Monday, Apr. 27, 1936
Lawyers' Letters
Few weeks ago the lawyers for Manhattan's banking house of Lehman Brothers wrote a long letter to John J. Burns, general counsel to the Securities & Exchange Commission. They wanted to know, in effect, whether it would be legal for Lehman clients and certain associated bankers to stabilize the market for stock in Flint-kote Co., control of which Lehman bought from Sir Henri Deterding's Royal Dutch-Shell (TIME, March 30). Lehman was distributing stock in this old U. S. roofing and asphalt concern to the public, and the open market price of the stock had dropped $3 per share below the figure Lehman was asking on its offering ($47.25).
Manipulation of a security is forbidden by law, though just what constitutes manipulation has not yet been defined. Pegging operations ("stabilization"') are subject to SEC rules & regulations, which have not yet been issued. In this legal swamp Lehman wanted to be on ground as solid as possible.
Having mulled over the Lehman letter, SECounsel Burns wrote an answer: 1) pegging was permissible; 2) pegging need not necessarily imply a fixed price, though "activities designed substantially to raise or lower stock exchange prices are clearly manipulative," hence illegal; 3) the prospectus should disclose the fact that the underwriters were engaged in pegging the price of the stock; 4) "this represents my opinion and is not to be taken as an expression of the views of the Commission."

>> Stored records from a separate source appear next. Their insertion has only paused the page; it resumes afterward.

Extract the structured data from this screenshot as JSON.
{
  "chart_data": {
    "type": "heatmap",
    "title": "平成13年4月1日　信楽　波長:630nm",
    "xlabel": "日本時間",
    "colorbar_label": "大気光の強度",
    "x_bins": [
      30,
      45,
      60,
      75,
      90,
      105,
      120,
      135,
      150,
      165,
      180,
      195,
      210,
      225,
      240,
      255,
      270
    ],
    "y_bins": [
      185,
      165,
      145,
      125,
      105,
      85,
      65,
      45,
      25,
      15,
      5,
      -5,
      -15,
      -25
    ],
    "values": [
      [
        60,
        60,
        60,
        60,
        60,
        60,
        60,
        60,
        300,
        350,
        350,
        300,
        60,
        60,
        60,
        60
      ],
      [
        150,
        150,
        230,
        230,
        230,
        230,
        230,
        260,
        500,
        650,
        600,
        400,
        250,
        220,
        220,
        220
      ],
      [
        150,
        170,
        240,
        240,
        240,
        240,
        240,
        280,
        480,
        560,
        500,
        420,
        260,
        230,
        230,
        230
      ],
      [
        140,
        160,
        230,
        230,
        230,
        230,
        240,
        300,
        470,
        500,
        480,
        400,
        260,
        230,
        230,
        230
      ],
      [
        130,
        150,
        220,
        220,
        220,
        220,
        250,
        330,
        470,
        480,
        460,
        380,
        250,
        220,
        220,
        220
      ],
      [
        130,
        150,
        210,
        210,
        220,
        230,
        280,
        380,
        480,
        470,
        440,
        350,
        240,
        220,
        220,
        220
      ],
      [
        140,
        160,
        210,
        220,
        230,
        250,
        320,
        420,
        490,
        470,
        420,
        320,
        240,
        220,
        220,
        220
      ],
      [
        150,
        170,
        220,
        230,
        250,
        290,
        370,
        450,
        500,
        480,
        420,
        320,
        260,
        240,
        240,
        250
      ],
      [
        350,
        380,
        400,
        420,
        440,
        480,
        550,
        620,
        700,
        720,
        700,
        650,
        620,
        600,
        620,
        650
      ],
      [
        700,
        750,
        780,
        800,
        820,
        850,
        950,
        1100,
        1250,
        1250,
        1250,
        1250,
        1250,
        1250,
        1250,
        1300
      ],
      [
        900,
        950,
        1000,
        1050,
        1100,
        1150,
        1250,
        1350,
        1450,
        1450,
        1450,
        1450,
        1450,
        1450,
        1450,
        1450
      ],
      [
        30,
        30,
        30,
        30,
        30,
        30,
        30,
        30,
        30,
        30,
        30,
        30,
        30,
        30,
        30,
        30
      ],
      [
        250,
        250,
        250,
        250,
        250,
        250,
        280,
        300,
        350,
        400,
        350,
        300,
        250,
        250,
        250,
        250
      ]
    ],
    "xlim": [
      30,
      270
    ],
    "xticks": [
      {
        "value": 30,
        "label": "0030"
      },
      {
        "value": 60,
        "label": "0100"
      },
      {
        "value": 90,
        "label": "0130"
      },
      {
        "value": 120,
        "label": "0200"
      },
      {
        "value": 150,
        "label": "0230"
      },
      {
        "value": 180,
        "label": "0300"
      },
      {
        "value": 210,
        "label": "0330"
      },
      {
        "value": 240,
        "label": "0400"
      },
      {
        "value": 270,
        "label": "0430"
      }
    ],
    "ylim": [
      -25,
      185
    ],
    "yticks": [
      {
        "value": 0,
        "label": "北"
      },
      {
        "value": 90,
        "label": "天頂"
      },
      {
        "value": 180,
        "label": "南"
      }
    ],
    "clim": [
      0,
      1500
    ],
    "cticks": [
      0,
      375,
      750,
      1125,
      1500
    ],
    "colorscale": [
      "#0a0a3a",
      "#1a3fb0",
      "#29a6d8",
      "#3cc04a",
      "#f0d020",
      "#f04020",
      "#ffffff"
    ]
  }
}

Last week this letter was made public day after Lehman hastily dispatched new prospectuses to its dealers, announcing in a rider that the underwriters were trading in Flintkote and would continue "to make such purchases and to execute such orders in such amounts and at such times for such period or periods as they shall deem advisable." For all bankers and dealers this exchange of lawyers' letters was significant because most of them have been pegging new issues to some extent without admitting it in their prospectuses.